In concluding that Kookmin's claims be decided in the English courts, Aikens J strode down these steps and answered the various questions as follows. (1) He felt he should not obliterate all thoughts about other systems of law nor should he ignore the way Kookmin had put its case before the court in Korea on the basis of a non-contractual civil wrong. Looking therefore at the concept of tort through wider eyes than those of an English lawyer, he concluded that the issues between the parties did relate to tort. It followed that the rules set out in sections 11 and 12 of the Act had to be applied. (2) Turning to the significance of the particular elements in the case, he considered that in accordance with the "general rule" Singapore was the country where they occurred, and accordingly that the law of Singapore should determine the issues relating to Kookmin's claim. (3) However, section 12 invites a court to make a comparison between the significance of factors connecting the tort to another country. Moreover, there is no pre-condition to this further enquiry; it all depends on the facts of the particular case.

Here there were several significant factors, viz (a) the existence of the L/C contract governing the rights and obligations of Trafigua and Kookmin as, respectively, beneficiary and issuing bank; (b) the fact that English law had either been expressly chosen or had been held to govern all but one of the other contractual relationships between the various parties 5; and (c) the fact that without the pre-existing contractual relationship under the L/C, Kookmin could not create the necessary connection between itself, as issuing bank, and Trafigua, as beneficiary, so as to give rise to duties that the bank says are owed to it under Korean law.

Accordingly, in making his value judgement, the judge concluded that it was substantially more appropriate that the law governing issues relating to tort claims between Trafigua and Kookmin should be the same as that which governed the contractual relationship between them, viz English law.

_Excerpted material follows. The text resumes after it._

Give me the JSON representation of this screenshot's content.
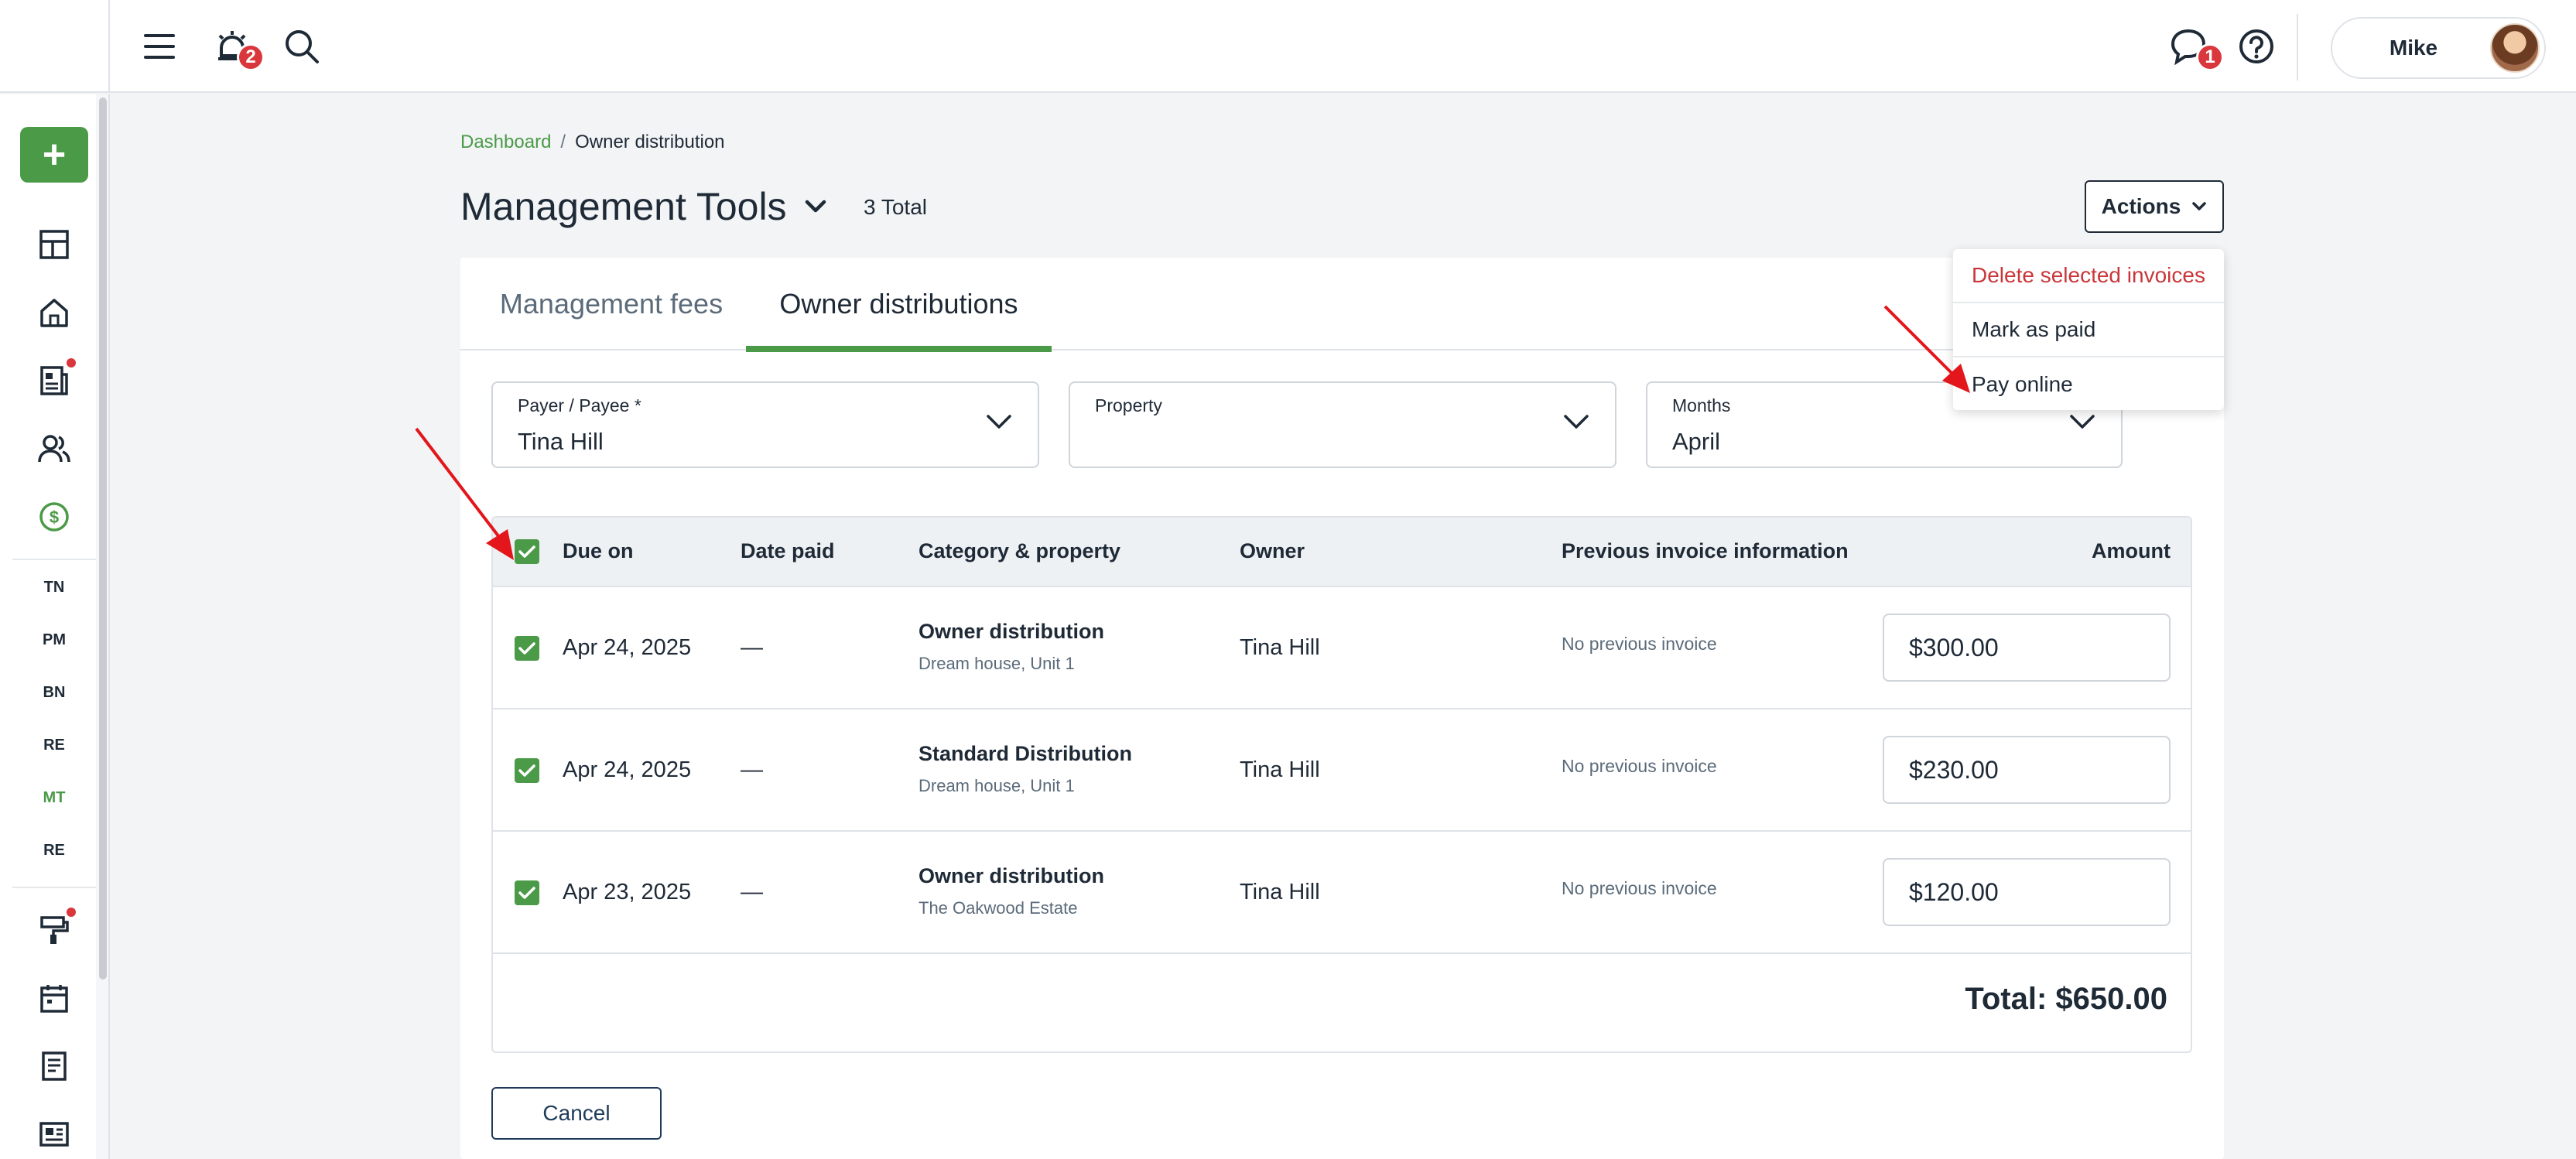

The law identified under the "general rule" was therefore displaced. When the law governing all the contractual relationships between the relevant parties and its financing was English law, it would, the judge thought, be "bizarre" to hold that the applicable law to determine issues arising in relation to Kookmin's tort claim against Trafigua should be the law of another country, viz Singapore. In the result, Trafigua was entitled to a declaration of non-liability in Kookmin's English action 6.

Roger Fayers' email is roger.fayers@ntlworld.com

1. Before Aikens J [2006]EWHC 1450 (Comm); [2006]2 Lloyds Rep 455.

2. Before Cooke J [2005]EWHC 2350 (Comm).

3. Specifiically of article 750 that provides "Any person who causes loss or infllicts injuries on another person by an unlawful act, wilfully or negligently, shall be bound to make compensation for damages arising therefrom." The gist of the bank's argument was that Trafiigua's actions had deprived it of the ability to enforce its rights under the bills of lading against the carrier.

4. This Act revised the old and rather infllexible common law rules as to the law applicable to tort claims and put them on a statutory basis.

5. i.e., that between the sellers (Trafiigua) and the buyers; that between Trafiigua and the carriers; that between the issuing bank (Kookmin) and the advising/negotiating/paying bank; and that between the sellers and the buyers under the letter of indemnity.

6. The judge did not rule on Trafiigua's application for an anti-suit injunction in respect of Kookmin's claim against it in Korea. This was decided in yet further proceedings before Field J ([2006] EWHC 1921 (Comm)) who ordered that Trafiigua was entitled to an injunction restraining, not only the bank's current proceedings in Korea, but also any claim asserting liability, in tort or contract, arising out of Trafiigua's actions in relation to the bills of lading.